Some hospitals will be affected more than others, he warns. "Teaching institutions and large inner-city hospitals — any hospital that has a high percentage of high-acuity or Medicare patients — will be hit the hardest."
Expect less $$ for outpatient services
Hospitals should expect less payment for outpatient services provided to Medicare beneficiaries, both from Medicare payments and copayments from beneficiaries, says Smith. "HCFA predicts reductions in direct payments from the Medicare program amounting to 3% to 15% of current revenue. The actual impact on individual hospitals will vary based on the hospital’s current cost-to-charge ratio."
Although emergency department patients already are guaranteed access to care under the Emergency Medical Treatment and Active Labor Act (EMTALA), financial ramifications could create barriers to care, Yeh stresses. "If the payment levels are insufficient, you might not only see hospitals closing, but some hospitals may pull out of outpatient and emergency services," she predicts. "If that happens, it will create an access problem."
Copayments will be reduced from current levels by an unspecified amount. "Estimating the amount of this reduction is very difficult," says Smith. "Comparing the maximum and minimum copayment amounts for common procedures suggests that the eventual reduction will average 13% of total payment. More than 50% of the revenue reduction will result from lower beneficiary copayment."
The impact on hospitals will depend on the amount of copayments they charge. "A hospital has to choose whether to charge the maximum or minimum allowable copayment, or some number in the middle," says Smith.
Keep on top of this issue
Keep your staff and hospital administrators informed so the change doesn’t take them by surprise, urges Bishop.
Also, keep abreast of new developments, Yeh recommends. Managers should stay in touch with hospital administrators and work with trade associations like the American Hospital Association in Chicago and ACEP to make sure their voices are heard, Yeh adds.
Many managers are unprepared for this change, says Smith. "It is a sleeping issue because it’s been expected for so long and has been put off so many times," he explains. Implementation originally was scheduled for Jan. 1, 1999, but the date has been moved to April 2000.

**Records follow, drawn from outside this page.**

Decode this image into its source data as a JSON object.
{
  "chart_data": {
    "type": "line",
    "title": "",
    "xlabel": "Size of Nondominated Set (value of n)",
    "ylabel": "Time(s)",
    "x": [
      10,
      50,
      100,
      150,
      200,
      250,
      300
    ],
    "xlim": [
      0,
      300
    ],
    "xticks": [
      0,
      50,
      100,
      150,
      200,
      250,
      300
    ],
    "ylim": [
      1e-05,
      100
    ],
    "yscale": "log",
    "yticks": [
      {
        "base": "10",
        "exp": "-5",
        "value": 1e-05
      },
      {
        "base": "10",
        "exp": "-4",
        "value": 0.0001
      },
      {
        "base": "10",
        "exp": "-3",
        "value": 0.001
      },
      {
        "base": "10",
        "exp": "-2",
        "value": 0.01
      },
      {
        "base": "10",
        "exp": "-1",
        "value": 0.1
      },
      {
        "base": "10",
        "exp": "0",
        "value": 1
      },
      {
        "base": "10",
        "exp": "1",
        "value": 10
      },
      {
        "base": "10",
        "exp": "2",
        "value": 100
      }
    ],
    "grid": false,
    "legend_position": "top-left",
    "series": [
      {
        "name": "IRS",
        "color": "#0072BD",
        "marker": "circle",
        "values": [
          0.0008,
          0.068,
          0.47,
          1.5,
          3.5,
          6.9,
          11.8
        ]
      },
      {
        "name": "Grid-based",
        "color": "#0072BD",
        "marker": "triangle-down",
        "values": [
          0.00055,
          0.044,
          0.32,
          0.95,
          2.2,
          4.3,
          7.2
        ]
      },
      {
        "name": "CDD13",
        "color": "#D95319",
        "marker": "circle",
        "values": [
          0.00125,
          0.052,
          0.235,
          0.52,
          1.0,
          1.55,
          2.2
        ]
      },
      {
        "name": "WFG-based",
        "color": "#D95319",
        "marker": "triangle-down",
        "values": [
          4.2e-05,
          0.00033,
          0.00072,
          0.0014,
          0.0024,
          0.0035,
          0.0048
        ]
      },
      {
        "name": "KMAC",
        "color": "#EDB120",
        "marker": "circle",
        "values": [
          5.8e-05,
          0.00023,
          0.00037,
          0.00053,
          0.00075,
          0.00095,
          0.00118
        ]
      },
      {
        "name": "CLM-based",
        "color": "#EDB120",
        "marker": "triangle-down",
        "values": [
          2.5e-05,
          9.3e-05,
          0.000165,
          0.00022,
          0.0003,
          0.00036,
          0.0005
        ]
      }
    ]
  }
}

A draft of the proposed regulations was published by HCFA, and comments on the preliminary rules are being reviewed, notes Smith. The final rules will be published 90 days before implementation. The delay is due to HCFA’s problems with the Y2K bug.
"Hospitals will need the intervening months to prepare for the operational changes required for billing of outpatient services and to plan their response to the market changes that the new Medicare payment system is certain to cause," says Smith.
[Editor’s note: The complete regulations can be reviewed on the Federal Register On-line (Sept. 8, 1998). Web site: www.nara.gov./fedreg. Information also can be obtained from the American Hospital Association’s Web site at www.aha.org.]